Дора взглянула на нее неодобрительно:
— Надеюсь, ты не собираешься проболеть мою свадьбу. Лучше уйди к себе, Ханна. А то еще заразишь тут нас всех.
— А ведь Артур и Эмили тоже могли пожениться, и у них была бы такая же свадьба. Если прищуриться, очень на них похоже. По-моему, у него лоб совсем как у Артура.
— Церемония будет в желтой гостиной, — откликнулся Септимус.
— И тогда он стал бы нашим братом. Милый, любезный друг.
— Стал бы. Мог бы стать. Хватит сослагательного наклонения. Случается лишь осуществимое.
— Случается лишь осуществимое?
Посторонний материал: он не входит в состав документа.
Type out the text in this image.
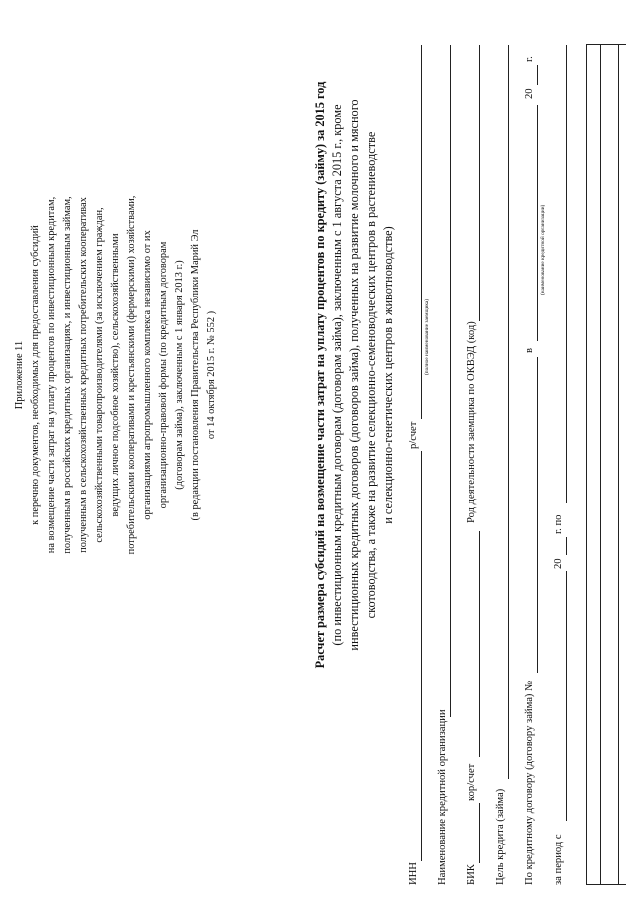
Приложение 11 к перечню документов, необходимых для предоставления субсидий на возмещение части затрат на уплату процентов по инвестиционным кредитам, полученным в российских кредитных организациях, и инвестиционным займам, полученным в сельскохозяйственных кредитных потребительских кооперативах сельскохозяйственными товаропроизводителями (за исключением граждан, ведущих личное подсобное хозяйство), сельскохозяйственными потребительскими кооперативами и крестьянскими (фермерскими) хозяйствами, организациями агропромышленного комплекса независимо от их организационно-правовой формы (по кредитным договорам (договорам займа), заключенным с 1 января 2013 г.) (в редакции постановления Правительства Республики Марий Эл от 14 октября 2015 г. № 552 )	Расчет размера субсидий на возмещение части затрат на уплату процентов по кредиту (займу) за 2015 год (по инвестиционным кредитным договорам (договорам займа), заключенным с 1 августа 2015 г., кроме инвестиционных кредитных договоров (договоров займа), полученных на развитие молочного и мясного скотоводства, а также на развитие селекционно-семеноводческих центров в растениеводстве и селекционно-генетических центров в животноводстве)
ИНН
р/счет
(полное наименование заемщика)
Наименование кредитной организации БИК
кор/счет
Род деятельности заемщика по ОКВЭД (код)
Цель кредита (займа) По кредитному договору (договору займа) №
в
20
г.
(наименование кредитной организации)
за период с
20
г. по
Неужели?
— Иного не дано. А что не так?
— Порой я не в силах вынести, знаешь ли. Не в силах… вынести.
— Да, — Септимус умолк и, выждав, когда пройдет, растает этот пронзительный миг, мягко продолжил, следуя за ходом своей мысли. — Он был словно создан для нее, верно. И, по сути, поднял ее со смертного одра.
— Да, а теперь она выйдет за этого болтливого гардемарина. Это ль не было паденьем![17]
— Вспомнил Гамлета, да? Артур был чудесный. Едва ли наша сестра найдет другого такого. До сих пор ведь не нашла.
— Ты слишком уж рассудочен.
— Я слишком устал изображать из себя что-то еще.
Братья Теннисоны, не выпуская из рук бокалов с вином, поклонились вновь пришедшим гостям. Все это не прошло мимо внимания наблюдавшей за ними Ханны. Ей нездоровилось. В тесном новом платье слишком уж яркого голубого цвета, с ноющими коленями и локтями, она то и дело вытирала пот со лба и с верхней губы кружевным платком. А вокруг, жужжа, текла своим чередом свадьба. Ханна пристально глядела на Дору и Джеймса, что сидели за своим маленьким столиком с вином и пряным пирогом, принимая поздравления. Среди столпившихся вокруг них гостей они казались маленькими, одинокими, прикованными к месту, отрезанными от мира детьми. Ханне такое положение представлялось унизительным, особенно в свете того, насколько неуместно смотрелись на Доре локоны. Эти двое были словно вытеснены за пределы праздника. Все остальные знали свое дело и могли развлекаться от души. Быть может, все было бы иначе, если бы Дора и Джеймс выглядели хоть немного счастливее. Однако они не смеялись, не радовались. Говорили только тогда, когда к ним обращались. Не держались за руки. Ханна повернулась к Аннабелле, чтобы поделиться с ней этим наблюдением, но вместо подруги обнаружила рядом с собой дядю Освальда и его маленькую смуглую жену.
— Здравствуй, — сказал он ей. — Твой отец устроил чудесный праздник.
Ханна сглотнула и ответила:
— В самом деле. — Откуда-то издалека до нее доносился громкий смех отца — показной, деланный и ритмичный, нисколько не похожий на тот, что разносился по дому, когда отец на самом деле радовался.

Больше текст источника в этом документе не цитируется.